Advertisement

Kobe Bryant is the starter and finisher in Game 2 win over Denver

Share

Oh say can you see Kobe Bryant sinking jump shots?

In a prescient start to Tuesday night’s red glare of a playoff game, the Lakers star raised his pregame warmups to the approximate level of the Staples Center flags.

Standing in the customary line with teammates before the national anthem, with the lights dim and Jeffery Osborne preparing to croon, Bryant was still shooting and sinking 15-foot shots. Again, and again, and again.

Bryant stopped when the singing began. But once it ended well, it never ended, as Bryant picked up the beat and pounded it into both his slow-start teammates and the stubborn Denver Nuggets with 38 points in the Lakers’ 104-100 victory.

One day the teacher, the next day the valedictorian, Bryant has led the Lakers to a two-games-to-none lead in what could be a spring to remember. As first-round series go, this one already feels like a one-minute knockout, with the Lakers looking as postseason strong as they have looked since beating Boston in Game 7.

“The energy and commitment are there,” said Bryant afterward. “The focus is there.”

So is the hammer. The Nuggets won 58% of their games, finished just three games behind the Lakers in the standings, and yet they haven’t led for one second here, and it’s rarely felt even that close. Even though the series now moves to the high altitude of Denver, history shows that the Nuggets’ chances are badly in need of oxygen.

In the Kobe Bryant era that began with the 1997 postseason, the Lakers have never lost a series that they have led two games to none, going 20-0 in that time.

“You just have to go after it, you have to go get it,” said Bryant, searching desperately for a sixth title with a mantra that is becoming this team’s theme.
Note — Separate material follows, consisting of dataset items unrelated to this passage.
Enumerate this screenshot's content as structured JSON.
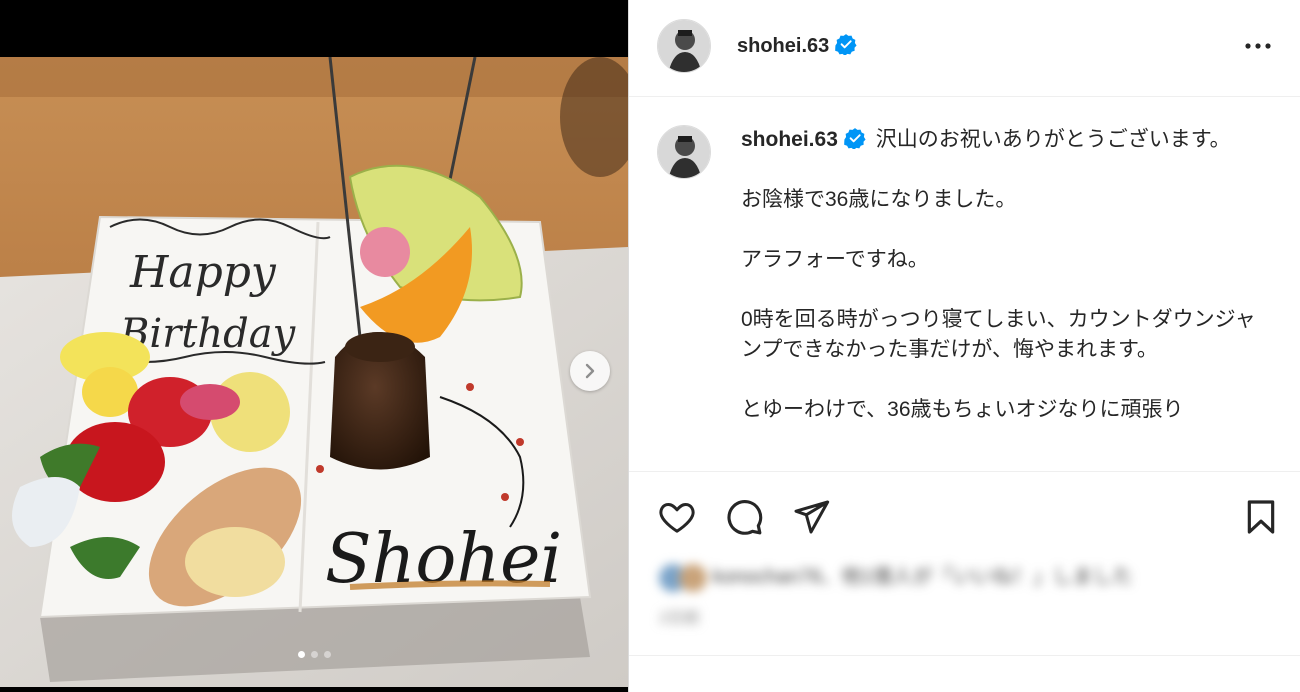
{
  "post": {
    "username": "shohei.63",
    "caption_lines": [
      "沢山のお祝いありがとうございます。",
      "",
      "お陰様で36歳になりました。",
      "",
      "アラフォーですね。",
      "",
      "0時を回る時がっつり寝てしまい、カウントダウンジャンプできなかった事だけが、悔やまれます。",
      "",
      "とゆーわけで、36歳もちょいオジなりに頑張り"
    ],
    "likes_text": "konochan76、他1億人が「いいね！」しました",
    "likes_date": "2日前"
  },
  "plate": {
    "top_text_1": "Happy",
    "top_text_2": "Birthday",
    "name_text": "Shohei"
  },
  "carousel": {
    "count": 3,
    "active": 0
  },
  "icons": {
    "verified": "verified-badge-icon",
    "more": "more-options-icon",
    "like": "heart-icon",
    "comment": "comment-icon",
    "share": "send-icon",
    "save": "bookmark-icon",
    "next": "chevron-right-icon"
  },
  "colors": {
    "verified": "#0095f6",
    "text": "#262626"
  }
}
The Lakers are so hot, Jordan Hill is charged with third-degree assault one day, then dominates inside a day later with 10 rebounds. The Lakers are so hot, playoff newbie Ramon Sessions makes just two baskets in three quarters, then finishes with 10 fourth-quarter points like a spring veteran.

The Lakers are so hot, even their fans are unstoppable. During the two playoff games at Staples Center, in the charity shooting contest at the end of the first quarter, the two designated fans were four for four, each sinking a free throw and a three-point shot to cheers as loud as any heard during the game.

But this night was all about Bryant, who was praised after the Lakers’ opening win for his season-long initiative to urge his teammates to be more assertive in pressure situations and stop relying only on him. The results were six Lakers in double figures, two with double-doubles and a 15-point win.

On Tuesday, well, sometimes Kobe still just has to be Kobe. It was apparent early that his teammates were not matching the energy of their opening win, so Bryant took over with six baskets in eight attempts in the first quarter alone. He scored falling down, leaning forward, flying, fumbling, however, whenever. At halftime, he had 21 of the Lakers’ 55 points, he had missed only three of a dozen shots and he was just getting started.

In the third quarter, he pounded the Nuggets during a stretch that included three huge jabs: He hit a turnaround baseline jumper while being hammered by Arron Afflalo. He raced downcourt and blocked a fastbreak layup attempt by Al Harrington. He scored on a spinning layup through traffic up the middle.

In the fourth quarter, maybe the best closer in the history of the game closed it with an old-school shove and slam. When the Nuggets pulled with four in the final three minutes, Bryant grabbed a rebound out of a scrum, dribbled the length of the court, then threw it to Bynum for a dunk that turned into a three-point play, the most important play of the game.

“You sit there and watch him hit one of those amazing shots and you’re like, ‘I’m glad he’s on my team,’” Sessions said. “He puts the ball up and it’s like, ‘OK, I’m just going to run back on defense now.’”

And you wondered how Bryant could miss eight of the team’s last eight regular season games with both a shin injury and a decision to sit? This is why. He was girding himself for this. He was preparing for what is surely one of his last serious runs at a title.

“It helped tremendously,” said Bryant of the time off. “I feel great.”

Bryant even energized a crowd that was criticized before the game by Denver Coach George Karl.

“This is not a hot building,” Karl said of Staples Center. “This is kind of a stage. It’s a Broadway stage and has a history and an energy to it. But it’s not one of those can’t-hear [places].”

The worst thing about those comments is, so far in this young postseason, Karl is right. The Staples Center crowd’s slow-to-build intensity has not yet consistently risen to the level of the Lakers’ play. The fact that many fans were chanting “We want tacos” with the Lakers holding only a six-point lead down the stretch is evidence of an unsettling expectation that victory is certain.

Then again, I guess having Kobe Bryant on your team can make it seem that way.